Reply To: Defensive Tactics and Doctrine

Terran Stellar Navy Forums (OOC) Division Development Defensive Tactics and Doctrine Reply To: Defensive Tactics and Doctrine

#25052
Nhaima
Participant

I completely agree that the methods that I outlined address the tactical scale only. It’s how a single ship can attempt to execute the task given to it by fleet command. How fleet command orchestrates and prosecutes a sector-wide defense is another matter entirely.


@admin
: Let’s try a fleet-wide broadcast during a sim for ship orders and see if that gets too complicated during combat?


@davisn456
: I don’t remember what the Viper was doing during the training sim but Phoenix wasn’t having trouble retaining tango on the bulk of the fleets approaching the stations they were guarding.

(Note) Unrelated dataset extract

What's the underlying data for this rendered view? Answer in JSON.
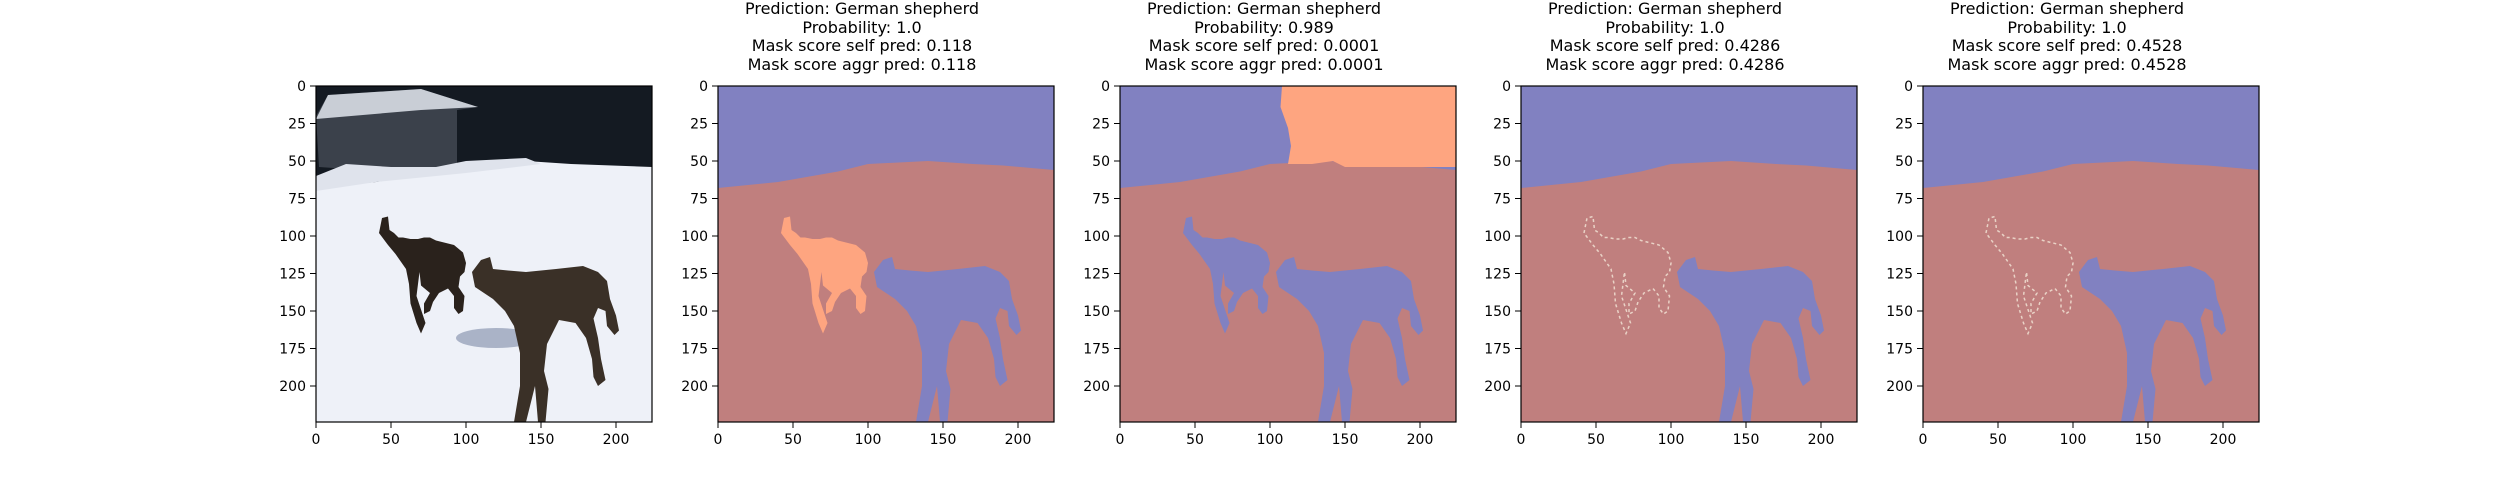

This includes defending multiple stations against fleets coming from largely the same direction or a single station against fleets approaching from multiple vectors. How much time did you spend out of engagement range/5km? I know you can lose tango if the enemy fleet spends too long chasing you when you are too far away or if it’s only a comms soft tango.

By the same token, I tried to outline multiple ways of getting tango because I’ve noticed that occasionally delta-1 passes don’t work. And if delta-1 passes don’t work, then a single homing missile won’t work. That’s usually when I load and launch an EMP (I favor EMPs rather than nukes because you usually carry more of them). I also don’t know how well mines actually work for this tactic. It is certainly possible that if you lay a mine, then the damage reads as coming from the mine rather than from your ship so you don’t get tango from the ships as they try to obtain retribution.

And if you’ve tried all of this and nothing works then either someone else has tango most likely or they have scripted orders from the GM or are otherwise a little haywire with their AI and you just have to kill them.

Of the two stations that survived the sim, Phoenix was originally assigned to defend both. The other two stations Phoenix participated in the defense of were destroyed but they were destroyed after Phoenix was given orders to disengage from her current activities and defend another station or support a different ship. The data derived from the sim suggests that what Phoenix was doing did in fact work and that Phoenix appropriately defended her stations absent outside orders.

I don’t say this to brag or make this a “Phoenix vs. 4LD” feature. I say this because the entire point of what I outlined was that once you seize control then your time isn’t limited by how long it will take an enemy fleet to close on a defensive target. This doesn’t require an ideal circumstance, because it doesn’t need mine fields or black holes. It doesn’t even need asteroids to cut down the swarm of drones you’re going to be dragging. If you need to help cut down that swarm, then power impulse to increase the amount of time you can stay in full reverse without getting struck by drones and beams to help you shoot them down faster. When that time runs out, you kick into warp and pull away. You target support vessels and destroy them when you can so you thin out enemy fleets to something you can meaningfully approach and delta-2.

I’d also say that gaining control of enemy fleets in the sim we ran as soon as possible was critical, rather than simply conceding some bases. That lets enemy fleets group up, making it hard to obtain tango from their constituent battlegroups and harder to focus down and destroy once you decide to and you’ve run out of ordinance. If we had a smaller number of ships, only two or maybe three then I’d completely agree. Concede what you have to and keep the other bases protected by an active defense as outline rather than a static picket. But we had nearly the full fleet, and we didn’t have any other time limiting or environmental factor in that sim pressuring us to destroy fleets and secure bases at a pace faster than we were inclined to so if we’d have cared we could have lured them into the corners of the sector if we’d wanted. That was the most ideal circumstance in the sim, that we didn’t have anything pushing us to go any faster. I read your comments as somewhat dismissive of my outline, either as theoretical, ideal, or luck-based, and since this is my default approach to defending a target in Artemis I’d put that it most certainly works, even outside of ideal circumstances though it is admittedly enhanced by environmental hazards.